Por séculos, as empresas brasileiras dominaram o mercado de castanha-do-brasil (CB) a tal ponto que, em muitos idiomas, o produto ainda leva o nome do país. Em uma reviravolta surpreendente, em 2019, empresas brasileiras responderam por apenas 11% desse mercado enquanto empresas da Bolívia mantiveram participação de 74%. Isto apesar de operarem em um país com mais turbulência política, menos recursos econômicos, e mais obstáculos estruturais do que seu vizinho sul-americano. Este artigo examina como as empresas bolivianas conseguiram superar essas dificuldades e prevalecer no mercado global de castanhas.
O artigo identifica a decisão da União Europeia (UE), em 1998, de impor padrões sanitários de importação mais rigorosos, especialmente aqueles relacionados à contaminação por aflatoxinas, como o ponto de inflexão na trajetória da indústria tanto na Bolívia como no Brasil.
Logo após essa decisão, tanto brasileiros como bolivianos pleitearam isenção das novas regras, sob o argumento de que as exigências iriam dizimar a indústria, prejudicar comunidades tradicionais dedicadas ao extrativismo florestal e permitir o aumento do desmatamento. As autoridades europeias ouviram esses pedidos, mas não abriram exceção.

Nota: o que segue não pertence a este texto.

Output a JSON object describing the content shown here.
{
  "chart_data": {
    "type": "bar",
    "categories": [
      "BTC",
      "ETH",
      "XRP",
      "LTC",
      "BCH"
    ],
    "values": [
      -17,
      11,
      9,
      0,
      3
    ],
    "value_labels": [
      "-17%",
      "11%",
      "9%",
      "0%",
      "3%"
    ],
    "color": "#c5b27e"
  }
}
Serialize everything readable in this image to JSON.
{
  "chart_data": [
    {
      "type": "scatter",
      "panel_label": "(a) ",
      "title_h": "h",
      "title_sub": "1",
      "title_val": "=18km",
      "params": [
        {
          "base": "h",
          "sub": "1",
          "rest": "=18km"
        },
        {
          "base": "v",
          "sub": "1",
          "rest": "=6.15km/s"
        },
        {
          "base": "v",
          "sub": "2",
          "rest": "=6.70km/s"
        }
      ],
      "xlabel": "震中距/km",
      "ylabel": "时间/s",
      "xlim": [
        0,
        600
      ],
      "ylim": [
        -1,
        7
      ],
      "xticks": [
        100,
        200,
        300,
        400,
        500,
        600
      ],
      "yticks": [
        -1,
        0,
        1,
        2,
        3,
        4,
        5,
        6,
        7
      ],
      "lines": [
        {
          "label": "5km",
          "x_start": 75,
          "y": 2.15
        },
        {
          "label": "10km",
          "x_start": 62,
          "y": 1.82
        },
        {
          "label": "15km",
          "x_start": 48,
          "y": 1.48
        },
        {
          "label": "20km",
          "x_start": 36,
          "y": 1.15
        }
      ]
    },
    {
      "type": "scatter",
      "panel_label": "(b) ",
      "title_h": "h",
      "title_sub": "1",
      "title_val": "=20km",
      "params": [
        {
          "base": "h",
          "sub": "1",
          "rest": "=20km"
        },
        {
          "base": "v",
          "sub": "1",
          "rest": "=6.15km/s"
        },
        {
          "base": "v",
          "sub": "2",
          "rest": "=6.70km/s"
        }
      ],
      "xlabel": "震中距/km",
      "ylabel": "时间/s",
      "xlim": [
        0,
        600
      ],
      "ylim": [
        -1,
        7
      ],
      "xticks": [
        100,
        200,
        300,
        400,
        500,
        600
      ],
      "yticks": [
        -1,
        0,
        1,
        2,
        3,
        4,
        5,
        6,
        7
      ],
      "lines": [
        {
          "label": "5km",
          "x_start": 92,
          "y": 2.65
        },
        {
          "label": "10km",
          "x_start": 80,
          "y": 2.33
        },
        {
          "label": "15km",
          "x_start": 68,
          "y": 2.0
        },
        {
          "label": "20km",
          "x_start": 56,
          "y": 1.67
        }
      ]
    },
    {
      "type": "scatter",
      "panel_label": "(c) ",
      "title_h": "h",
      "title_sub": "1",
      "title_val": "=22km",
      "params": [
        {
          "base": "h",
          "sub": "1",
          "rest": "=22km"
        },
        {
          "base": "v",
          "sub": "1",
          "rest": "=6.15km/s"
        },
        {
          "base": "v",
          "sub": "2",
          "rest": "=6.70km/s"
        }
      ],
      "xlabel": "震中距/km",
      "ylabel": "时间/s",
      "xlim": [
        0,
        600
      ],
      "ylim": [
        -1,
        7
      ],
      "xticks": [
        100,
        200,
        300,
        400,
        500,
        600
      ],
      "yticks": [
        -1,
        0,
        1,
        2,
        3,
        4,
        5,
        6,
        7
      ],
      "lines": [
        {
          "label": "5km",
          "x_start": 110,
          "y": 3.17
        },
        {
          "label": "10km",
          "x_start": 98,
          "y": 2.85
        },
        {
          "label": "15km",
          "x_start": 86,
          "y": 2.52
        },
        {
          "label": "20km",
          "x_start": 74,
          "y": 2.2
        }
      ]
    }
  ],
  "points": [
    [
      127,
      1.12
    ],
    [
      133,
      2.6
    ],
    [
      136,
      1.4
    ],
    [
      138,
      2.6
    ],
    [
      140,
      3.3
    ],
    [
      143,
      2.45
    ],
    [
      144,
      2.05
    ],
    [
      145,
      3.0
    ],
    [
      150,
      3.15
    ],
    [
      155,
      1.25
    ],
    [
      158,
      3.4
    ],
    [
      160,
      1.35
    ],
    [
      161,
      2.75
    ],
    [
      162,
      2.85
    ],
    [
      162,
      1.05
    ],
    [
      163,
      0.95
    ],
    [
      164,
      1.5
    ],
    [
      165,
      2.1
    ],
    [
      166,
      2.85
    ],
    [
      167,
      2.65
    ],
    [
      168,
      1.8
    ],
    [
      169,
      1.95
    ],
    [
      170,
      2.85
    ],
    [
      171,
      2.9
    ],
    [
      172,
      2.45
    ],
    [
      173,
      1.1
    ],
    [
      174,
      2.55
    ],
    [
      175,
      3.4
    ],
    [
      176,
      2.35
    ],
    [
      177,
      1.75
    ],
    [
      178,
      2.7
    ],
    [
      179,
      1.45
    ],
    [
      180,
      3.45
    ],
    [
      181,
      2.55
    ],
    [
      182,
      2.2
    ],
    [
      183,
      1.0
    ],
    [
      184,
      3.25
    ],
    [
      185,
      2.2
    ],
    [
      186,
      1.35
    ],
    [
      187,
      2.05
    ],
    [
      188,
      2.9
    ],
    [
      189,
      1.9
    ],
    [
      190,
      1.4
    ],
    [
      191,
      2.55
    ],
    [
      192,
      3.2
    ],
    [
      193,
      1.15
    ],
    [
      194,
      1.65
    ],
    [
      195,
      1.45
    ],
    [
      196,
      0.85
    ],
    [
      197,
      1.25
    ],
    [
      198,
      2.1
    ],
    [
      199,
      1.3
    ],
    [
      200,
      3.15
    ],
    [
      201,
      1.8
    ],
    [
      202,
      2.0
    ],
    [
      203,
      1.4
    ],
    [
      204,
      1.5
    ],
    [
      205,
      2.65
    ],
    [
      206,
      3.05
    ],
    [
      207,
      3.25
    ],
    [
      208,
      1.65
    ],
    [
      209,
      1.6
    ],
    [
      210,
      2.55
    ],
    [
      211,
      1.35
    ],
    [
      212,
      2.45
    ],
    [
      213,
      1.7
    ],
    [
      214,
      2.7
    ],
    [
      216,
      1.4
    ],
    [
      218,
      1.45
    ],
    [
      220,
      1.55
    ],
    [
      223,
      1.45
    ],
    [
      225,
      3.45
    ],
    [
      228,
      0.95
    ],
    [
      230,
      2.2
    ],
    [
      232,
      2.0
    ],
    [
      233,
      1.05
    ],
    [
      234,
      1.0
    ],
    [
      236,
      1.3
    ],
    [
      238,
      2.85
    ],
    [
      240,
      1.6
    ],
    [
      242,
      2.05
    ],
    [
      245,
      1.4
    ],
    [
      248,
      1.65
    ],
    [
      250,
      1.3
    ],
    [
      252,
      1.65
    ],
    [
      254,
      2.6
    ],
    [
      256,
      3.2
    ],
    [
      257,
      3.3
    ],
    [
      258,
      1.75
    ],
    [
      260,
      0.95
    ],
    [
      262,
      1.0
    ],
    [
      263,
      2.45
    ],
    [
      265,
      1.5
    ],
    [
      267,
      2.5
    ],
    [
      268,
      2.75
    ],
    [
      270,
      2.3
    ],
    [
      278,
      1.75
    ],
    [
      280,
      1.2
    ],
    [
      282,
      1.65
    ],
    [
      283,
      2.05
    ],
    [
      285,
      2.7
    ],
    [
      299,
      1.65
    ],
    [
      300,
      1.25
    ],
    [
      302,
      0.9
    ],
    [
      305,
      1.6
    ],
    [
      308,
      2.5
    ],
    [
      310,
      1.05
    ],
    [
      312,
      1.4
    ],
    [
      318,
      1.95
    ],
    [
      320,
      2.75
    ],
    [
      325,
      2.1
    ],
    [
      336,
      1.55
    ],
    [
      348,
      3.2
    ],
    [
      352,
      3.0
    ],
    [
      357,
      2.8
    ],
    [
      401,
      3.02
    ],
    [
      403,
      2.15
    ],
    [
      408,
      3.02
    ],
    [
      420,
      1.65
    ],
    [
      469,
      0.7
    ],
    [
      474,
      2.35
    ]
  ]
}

As empresas bolivianas responderam à essa nova realidade de forma efetiva e imediata. Primeiro, o governo boliviano passou a exigir que exportadores apresentassem testes negativos de aflatoxina antes de receber uma licença de exportação. Segundo, as empresas localizadas em Riberalta (Bolívia) reabilitaram sua associação empresarial e a equiparam com um laboratório capacitado para verificar o teor de aflatoxinas em castanhas. A associação descobriu que conseguiria cobrir suas despesas caso cobrasse US$ 105 por teste. No entanto, decidiu fixar o preço em US$ 300, um valor US$ 80 abaixo daquele cobrado por um laboratório comercial de La Paz, mas que gerava um excedente para ajudar a financiar suas operações.
Tomando vantagem de sua representatividade política e de sua autonomia financeira, a associação adquiriu também competência técnica, ao contratar consultores estrangeiros especializados em controle de aflatoxinas. Por fim, ela usou seus recursos para ajudar as empresas locais a reformar suas fábricas, desenvolver novos equipamentos, adquirir insumos, treinar seu pessoal e adotar novos métodos de gestão voltados para a garantia de qualidade e de sanidade alimentar. Graças a essas iniciativas, a indústria boliviana manteve acesso irrestrito ao mercado europeu e, em anos subsequentes, ela passou a expandir sua participação em outros mercados também.
Em contraste, o governo brasileiro demorou a agir, os processadores e exportadores brasileiros não conseguiram cooperar entre si, e continuaram enviando lotes contaminados para a UE. Em resposta, as autoridades europeias aumentaram a frequência de inspeções até ela chegar a 100% das cargas de castanha com casca. Por fim, essas condições eram tão onerosas e o envio de cargas para a Europa tornou-se tão arriscado que os exportadores brasileiros desistiram desse mercado.
Hoje, o domínio da Bolívia é tão extenso que suas empresas compram castanhas com casca (isto é, cruas) do Brasil por um valor irrisório, processam e as exportam como castanha sem casca por valores muito mais altos para o resto do mundo. Desde 2010, a Bolívia tem exportado entre US$ 1 milhão e US$ 2 milhões, por ano de castanha sem casca para o próprio Brasil.